No dia de sua morte, pastora festejou aniversário de 63 anos em culto
No dia em que foi morta, a pastora Marta Maria Kunzler festejou seu 63º aniversário em um culto na Igreja do Evangelho Quadrangular, no centro de Montenegro. Após ouvir o parabéns dos amigos, convidou o pastor titular e sua mulher para um lanche. Desculpou-se com os demais colegas – em situação financeira delicada, não poderia pagar um jantar para todos.
Antes da cerimônia, Marta ainda passou na lancheria para acertar a conta. Receava que o casal insistisse em pagar a comemoração.
– Ela era uma benção, uma mulher de ouro – contou o pastor Telmo da Silva, 38 anos, que esteve no culto com Marta horas antes de sua morte.

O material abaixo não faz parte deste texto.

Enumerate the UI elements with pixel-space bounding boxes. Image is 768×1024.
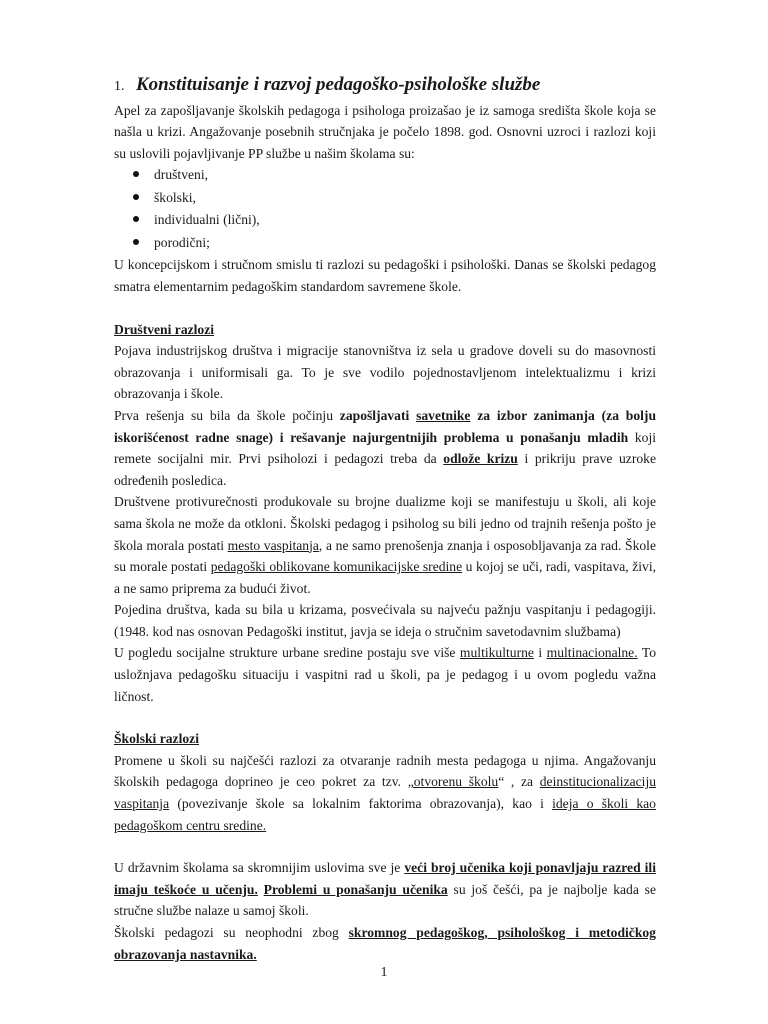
underlined-text: multikulturne <box>459 645 534 661</box>
list-item: individualni (lični), <box>154 209 656 232</box>
intro-paragraph: Apel za zapošljavanje školskih pedagoga i psihologa proizašao je iz samoga središta škole koja se našla u krizi. Angažovanje posebnih stručnjaka je počelo 1898. god. Osnovni uzroci i razlozi koji su uslovili pojavljivanje PP službe u našim školama su: <box>114 102 656 161</box>
text-run: , a ne samo prenošenja znanja i osposobljavanja za rad. Škole su morale postati <box>114 537 656 575</box>
emphasis-text: veći broj učenika koji ponavljaju razred ili imaju teškoće u učenju. <box>114 860 656 897</box>
section-title <box>114 74 656 98</box>
list-item: školski, <box>154 187 656 210</box>
paragraph-spacer <box>114 836 656 857</box>
text-run: i <box>533 645 547 661</box>
underlined-text: pedagoški oblikovane komunikacijske sredine <box>210 559 463 575</box>
heading-social-reasons: Društveni razlozi <box>114 321 215 337</box>
social-paragraph-5 <box>114 642 656 707</box>
text-run: koji remete socijalni mir. Prvi psiholozi i pedagozi treba da <box>114 429 657 467</box>
section-number: 1. <box>114 79 125 94</box>
text-run: Prva rešenja su bila da škole počinju <box>114 407 340 423</box>
text-run: Promene u školi su najčešći razlozi za otvaranje radnih mesta pedagoga u njima. Angažovanju školskih pedagoga doprineo je ceo pokret za tzv. <box>114 752 656 790</box>
text-run: (povezivanje škole sa lokalnim faktorima obrazovanja), kao i <box>169 796 553 812</box>
underlined-text: ideja o školi kao pedagoškom centru sredine. <box>114 796 656 833</box>
school-paragraph-1 <box>114 750 656 836</box>
social-paragraph-4: Pojedina društva, kada su bila u krizama, posvećivala su najveću pažnju vaspitanju i pedagogiji. (1948. kod nas osnovan Pedagoški institut, javja se ideja o stručnim savetodavnim službama) <box>114 602 656 639</box>
school-paragraph-2 <box>114 857 656 922</box>
social-paragraph-1: Pojava industrijskog društva i migracije stanovništva iz sela u gradove doveli su do masovnosti obrazovanja i uniformisali ga. To je sve vodilo pojednostavljenom intelektualizmu i krizi obrazovanja i škole. <box>114 343 656 402</box>
list-item: društveni, <box>154 164 656 187</box>
page-number: 1 <box>380 965 388 980</box>
text-run: To usložnjava pedagošku situaciju i vaspitni rad u školi, pa je pedagog i u ovom pogledu važna ličnost. <box>114 645 656 704</box>
social-paragraph-2 <box>114 405 656 491</box>
underlined-text: mesto vaspitanja <box>227 537 319 553</box>
emphasis-text: odlože krizu <box>443 451 518 467</box>
emphasis-text: zapošljavati <box>339 407 410 423</box>
emphasis-text: savetnike <box>416 407 471 423</box>
text-run: su još češći, pa je najbolje kada se stručne službe nalaze u samoj školi. <box>114 881 656 919</box>
text-run: U pogledu socijalne strukture urbane sredine postaju sve više <box>114 645 460 661</box>
text-run: i prikriju prave uzroke određenih posledica. <box>114 451 656 488</box>
heading-school-reasons: Školski razlozi <box>114 731 199 747</box>
text-run: Školski pedagozi su neophodni zbog <box>114 925 349 940</box>
underlined-text: „otvorenu školu <box>407 774 499 790</box>
text-run: Društvene protivurečnosti produkovale su brojne dualizme koji se manifestuju u školi, ali koje sama škola ne može da otkloni. Školski pedagog i psiholog su bili jedno od trajnih rešenja pošto je škola morala postati <box>114 494 656 553</box>
school-paragraph-3 <box>114 922 656 965</box>
text-run: “ , za <box>498 774 540 790</box>
section-title-text: Konstituisanje i razvoj pedagoško-psihološke službe <box>136 74 541 95</box>
social-paragraph-3 <box>114 491 656 599</box>
list-item: porodični; <box>154 232 656 255</box>
causes-list <box>114 164 656 254</box>
emphasis-text: Problemi u ponašanju učenika <box>263 881 448 897</box>
underlined-text: deinstitucionalizaciju vaspitanja <box>114 774 657 812</box>
document-body <box>114 74 656 965</box>
emphasis-text: skromnog pedagoškog, psihološkog i metodičkog obrazovanja nastavnika. <box>114 925 656 962</box>
text-run: u kojoj se uči, radi, vaspitava, živi, a ne samo priprema za budući život. <box>114 559 656 596</box>
underlined-text: multinacionalne. <box>546 645 638 661</box>
emphasis-text: za izbor zanimanja (za bolju iskorišćenost radne snage) i rešavanje najurgentnijih problema u ponašanju mladih <box>114 407 657 445</box>
intro-paragraph-2: U koncepcijskom i stručnom smislu ti razlozi su pedagoški i psihološki. Danas se školski pedagog smatra elementarnim pedagoškim standardom savremene škole. <box>114 257 656 294</box>
text-run: U državnim školama sa skromnijim uslovima sve je <box>114 860 405 876</box>
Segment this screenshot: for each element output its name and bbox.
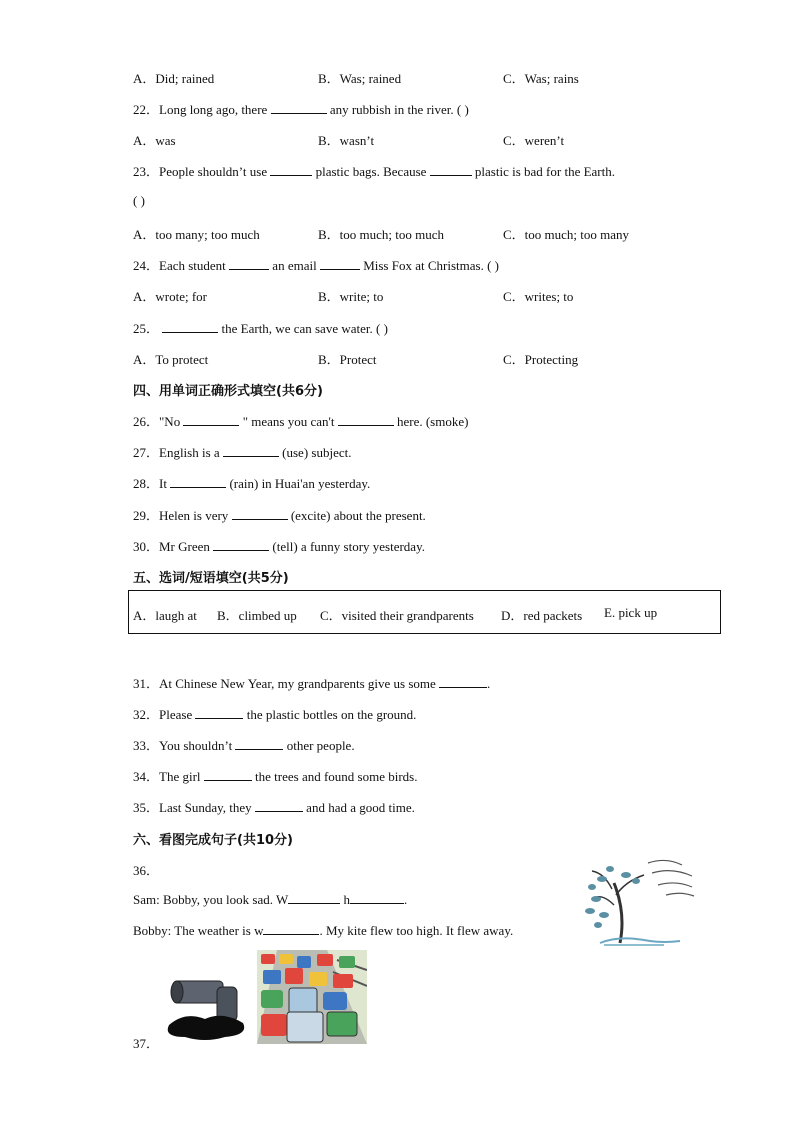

Segundo Telmo, a idosa estava tranquila e não mencionou qualquer desavença com o marido, Adair Bento da Silva – hoje, principal suspeito de seu assassinato. Por isso, surpreendeu-se pelo enredo do crime desenhado nos dias seguintes pela Polícia Civil.
– Pela nossa fé, acreditamos na justiça divina, mas é importante essa sensação de que ele esteja preso ou que aconteça alguma coisa – disse Viviane da Silva, 38 anos, também pastora.
Natural de Tapera, Marta deixou o município do norte gaúcho em 1979 com o primeiro marido. Mudou-se para Lajeado e, mais tarde, para Montenegro, onde trabalhou em um frigorífico. Após ficar viúva, conheceu Adair.
O casal estava junto havia 18 anos. Irmão da pastora, o advogado José Teodoro Kunzler, 57 anos, contou que, em março, ela contou o desejo do marido de se separar e uma suposta agressão. Mas, depois, acabaram se "acertando".
– Foi uma surpresa muito grande. Ninguém espera que aconteça uma violência assim na sua família. Pelo jornal, a gente até vê que acontece em todo lugar, mas, quando é do nosso lado... Ficamos apavorados – desabafou José.
Também pastor em Montenegro, Rubens Santos, 40 anos, conheceu Marta em meados de 2004. Por insistência da colega, realizou cultos no presídio do município. Ela insistiu na atividade porque acreditava na reabilitação dos presos.
– Fiquei pasmo com a morte dela. Na verdade, ainda estou – disse Rubens.